Mit einem Jahresumsatz von 430 Millionen Dollar finanziert die NRA massive PR-Kampagnen, übt Druck auf amerikanische Abgeordnete aus und unterstützt die Kandidaten auf dem Weg ins Weiße Haus, die auf ihrer Seite stehen – so wie Donald Trump. Und deutsche Firmen unterstützen sie dabei.

Im April 2011 fielen der NGO Violence Policy Center interne NRA-Unterlagen in die Hände, inklusive einer Liste aller Spender aus der Waffenindustrie. Wie die Süddeutsche recherchierte, haben vor allem die Firmen der deutschen L & O Holding (Sig Sauer) großzügig gespendet: Sig Sauer überwies zwischen 25.000 und 49.999 Dollar. Blaser USA (auch L & O) spendete sogar zwischen 250.000 und 499.999 Dollar – und 100 Jagdgewehre. Auch heute ist Sig Sauer der NRA noch eng verbunden: Auf der Webseite bewirbt die Firma ein Rabatt-Programm für zertifizierte "NRA-Schießlehrer". Im März traten sie als Hauptsponsor der "NRA Outdoors Tactical Carbine Class" auf und stellten 32 Gewehre zur Verfügung.

Ähnlich engagiert ist die Walther Arms Inc., die 2012 gegründete Import-Firma der deutschen Carl Walther Sportwaffen – die Hersteller von James Bonds berühmter "Walther PPK". Laut den Recherchen der Süddeutschen spendete die Walther Arms Zehntausende Dollar an die NRA.

Auch Heckler & Koch unterhält gute Beziehungen zur NRA, immer wieder bekommt die Lobby kleinere Sachspenden von den Deutschen. Der Präsident von H&K in den USA, Wayne Weber, ist Mitglied in der NRA. Obwohl sich die Firma bedeckt hält, was die Verbindungen zur NRA angeht, ist die Position der Firma in der Debatte ziemlich klar: "Heckler & Koch ist schon lange auf dem US-Zivilmarkt präsent und glühender und leidenschaftlicher Verfechter des Zweiten Verfassungszusatzes sowie des zivilen amerikanischen Schützen", zitiert die Süddeutsche einen Facebook-Post der Firma, der mittlerweile nicht mehr zu finden ist.

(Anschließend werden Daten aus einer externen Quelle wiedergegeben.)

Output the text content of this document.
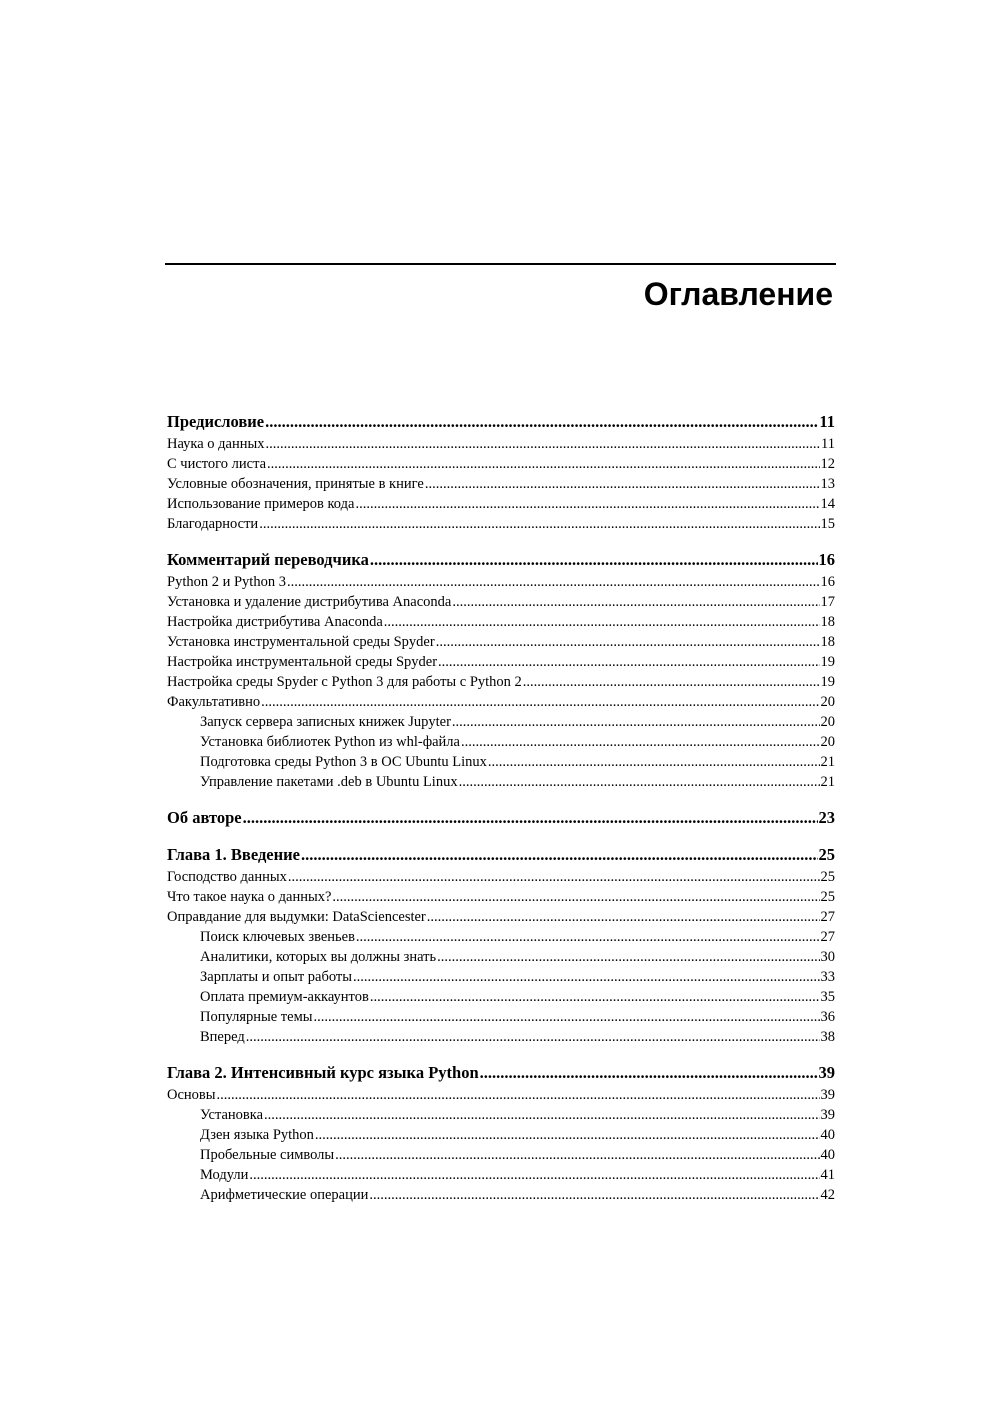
Оглавление
Предисловие .....	11
Наука о данных .....	11
С чистого листа .....	12
Условные обозначения, принятые в книге .....	13
Использование примеров кода .....	14
Благодарности .....	15
Комментарий переводчика .....	16
Python 2 и Python 3 .....	16
Установка и удаление дистрибутива Anaconda .....	17
Настройка дистрибутива Anaconda .....	18
Установка инструментальной среды Spyder .....	18
Настройка инструментальной среды Spyder .....	19
Настройка среды Spyder с Python 3 для работы с Python 2 .....	19
Факультативно .....	20
Запуск сервера записных книжек Jupyter .....	20
Установка библиотек Python из whl-файла .....	20
Подготовка среды Python 3 в ОС Ubuntu Linux .....	21
Управление пакетами .deb в Ubuntu Linux .....	21
Об авторе .....	23
Глава 1. Введение .....	25
Господство данных .....	25
Что такое наука о данных? .....	25
Оправдание для выдумки: DataSciencester .....	27
Поиск ключевых звеньев .....	27
Аналитики, которых вы должны знать .....	30
Зарплаты и опыт работы .....	33
Оплата премиум-аккаунтов .....	35
Популярные темы .....	36
Вперед .....	38
Глава 2. Интенсивный курс языка Python .....	39
Основы .....	39
Установка .....	39
Дзен языка Python .....	40
Пробельные символы .....	40
Модули .....	41
Арифметические операции .....	42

Offener engagiert ist H&K im NSSF, dem Branchenverband der Schusswaffenhersteller, in dem die Firma stimmberechtigtes (und zahlendes) Mitglied ist. Obwohl die NSSF gemäßigter auftritt als die NRA, hat sie dieselben Ziele. 2016 startete der Verein die Initiative #GUNVOTE, um möglichst viele Waffenbesitzer zu mobilisieren, für den waffenfreundlicheren Kandidaten zu stimmen. Sig Sauer, ebenfalls Mitglied, unterstützte die Initiative mit 100.000 Dollar.

Wer der richtige Kandidat ist, war schon früh klar: Beim NRA-Jahreskongress im März 2016 sprach nur Donald Trump, nicht seine Gegenkandidatin. "Hillary Clinton will euch die Waffen wegnehmen", rief er, und: "Ich liebe Waffen!" Die NRA erwiderte die Liebe und unterstützte Trumps Wahlkampf mit 30 Millionen Dollar. Im Messesaal daneben hatten die Hersteller ihre Stände aufgebaut. Sig Sauer, Heckler & Koch, Walther Arms und Blaser waren auch dabei.

Auch das Massaker in Las Vegas wird voraussichtlich nichts Grundlegendes an den Waffengesetzen in den USA ändern. Donald Trump hat sich dafür ausgesprochen, sogenannte "bump stocks" zu verbieten – Anbauteile, die es ermöglichen, eine halbautomatische Waffe für wenig Geld in eine vollautomatische umzurüsten. Die Teile sind aber eher ein Nischenphänomen, die kaum jemand gekauft hat und an denen die großen Firmen auch kein Geld verdienen. Jede weitere Verschärfung der Waffengesetze, das hat sie jetzt schon mitgeteilt, lehnt die NRA strikt ab. Für die deutschen Firmen ist das eine gute Nachricht.